Considerando como coisas materiais, não há qualquer dificuldade para reconhecer a fonte da teoria marxista nos muitos volumes de obras de Marx, Engels, Lenin, até os mais recentes como Zizek ou Laclau. Já os acontecimentos políticos que reverberam tal tradição, dificilmente são sequer notados em seus aspectos essencialmente marxistas. Tal estado de coisas não é simples de entender, muito menos de enfrentar. Ao nível do senso comum, se polarizam posições dogmáticas. Ou é absolutamente negada sua existência, ou o comunismo é pressuposto como auto-evidente na paisagem cultural, o que resulta em duelos retóricos caricatos.

Mas a mesma questão admite um tratamento rigoroso com a definição dos conceitos, sem desistir do realismo desafiado pela complexidade do que se dá empiricamente. Se o exame partir puramente da premissa de que a prática do movimento deve realizar fielmente seu programa teórico, ou ser descaracterizada enquanto representante da ideologia que pregam, talvez se terminaria por concluir que o comunismo nunca foi mais que uma palavra que não se refere a nada de objetivo. Nesta perspectiva, mais inteligente parece não levar a sério o que dizem de si mesmos os que se alegam herdeiros de Marx. Apelar aos slogans de propaganda da utopia revolucionária não seria mais que uma demagogia para despistar e manobrar militantes lunáticos em cada sociedade. As finalidades reais do pacote populista oferecido, e bem menos nobres do que é vendido aos eleitores, permanecem em segredo.

Ainda que tudo isso esteja adequado aos fatos, tal postura ignora aquilo que é próprio dos marxistas, além de evidente desencontro entre o marketing e a prática desta corrente. Sem que isto se exponha nas fórmulas ideológicas mais vulgares da militância, a teoria está em plena harmonia com as “contradições” revolucionárias. Já na origem, se nega radicalmente a possibilidade do consenso ou conciliação. Há uma disputa entre lados antagônicos, sendo necessário esmagar o inimigo. Isto se daria pela violência quando o proletariado tomasse o poder de assalto para impor sua ditadura, na medida em que se duvidava do Estado como mero funcionário da Burguesia.

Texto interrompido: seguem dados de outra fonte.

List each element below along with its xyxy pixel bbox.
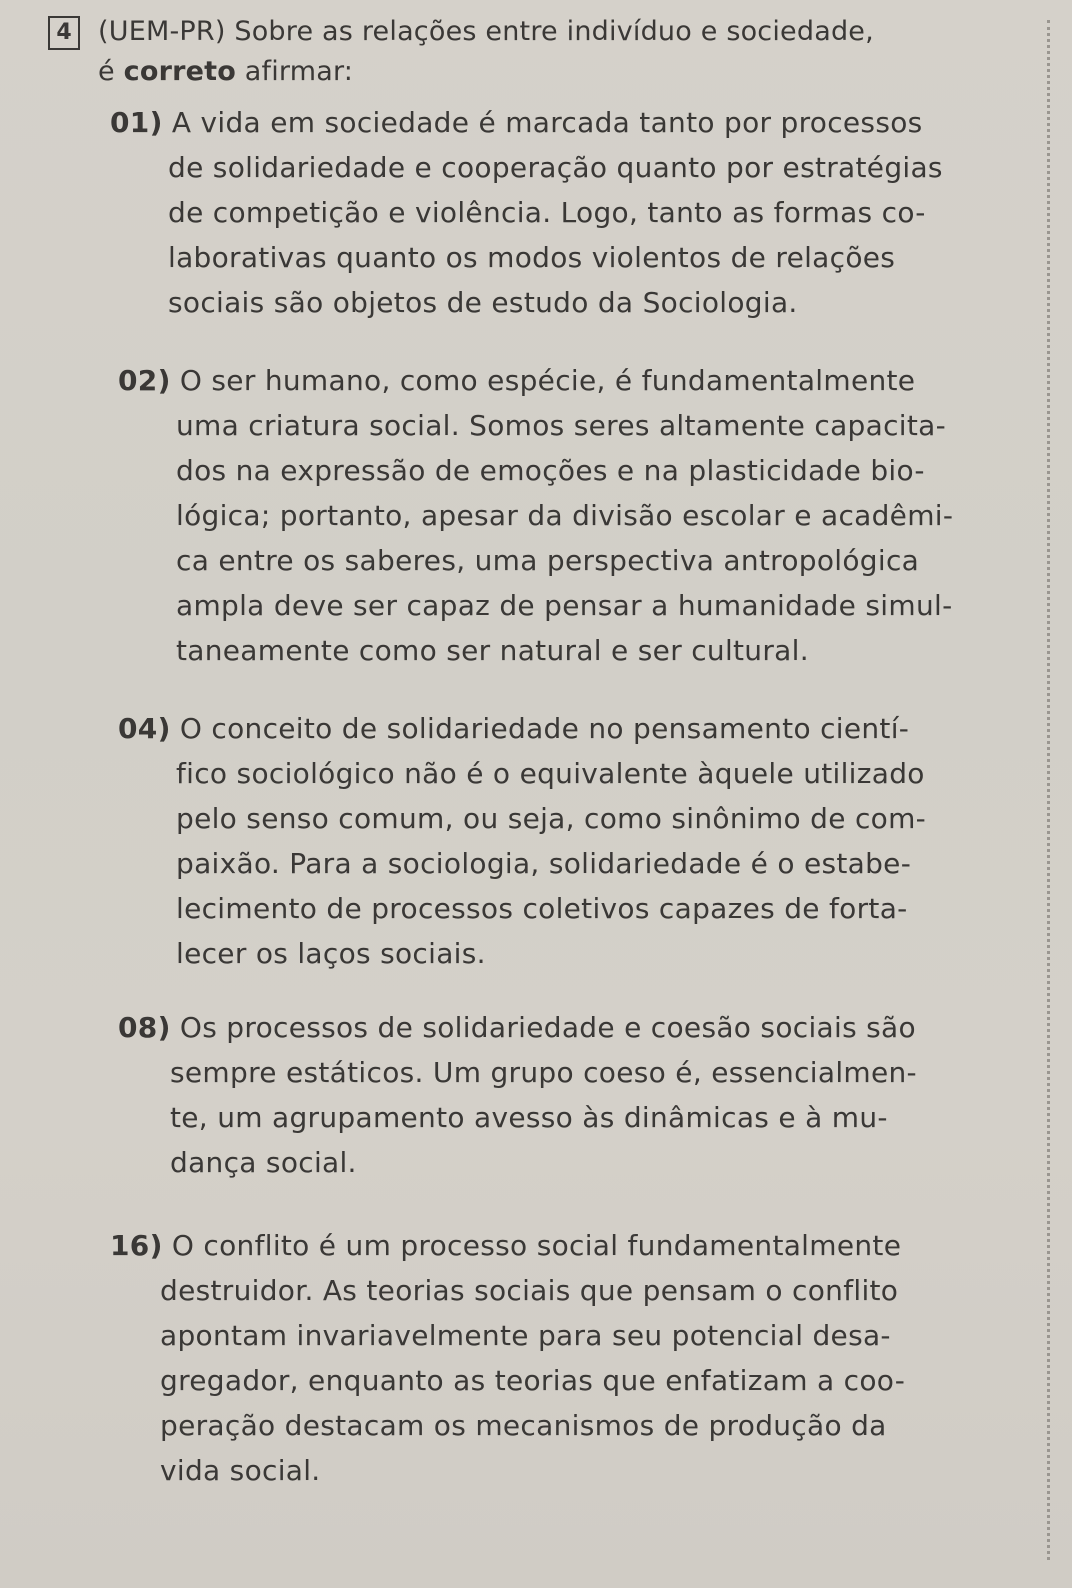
- option-line: laborativas quanto os modos violentos de relações: [168, 241, 896, 274]
- stem-bold: correto: [123, 56, 236, 87]
- option-line: taneamente como ser natural e ser cultural.: [176, 634, 809, 667]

Os marxistas insistem na busca dos mesmos propósitos, mas o revisionismo do século XX multiplicou os métodos para conquistar o poder, as concepções do que seja o processo revolucionário e o modo de exercer autoritariamente seu domínio sem que se admita “retrocessos” na agenda já avançada. É por isso que apenas ao ignorar o que os teóricos do movimento produziram ao longo de tantos anos, se poderia esperar ver cumpridas as profecias de Marx para apenas então admitir a presença real do comunismo, não mais apenas como um fantasma a rondar a imaginação de meia dúzia de paranóicos.

No entanto, foi para aperfeiçoar-se na luta em que estava engajado seu fundador, que os revolucionários adotaram aparência bem diferente. A democracia, o estado de direito ou a propriedade privada, jamais podem ser abertamente ameaçados. Não que devam submeter-se sinceramente às regras das instituições burguesas e do sistema capitalista, mas por terem decidido pela aposta em vias indiretas, muito mais eficazes para subverter a ordem social do que a tradicional violência revolucionária empreendida pelo próprio grupo que deseja tomar o poder. A guerra se tornou mais civil que política, mas também menos militar do que cultural. O protagonismo se deslocou para jornalistas, professores, sacerdotes religiosos, ou qualquer posição social diretamente responsável por fabricar no senso comum a legitimidade da reivindicação de autoridade por seus “camaradas”. Eliminar primeiro a perspectiva de seus inimigos na Sociedade Civil, impondo a ideologia de um partido como cultura universal, para melhor comandar uma ditadura, nisto consiste a hegemonia como ideal a guiar tal estratégia.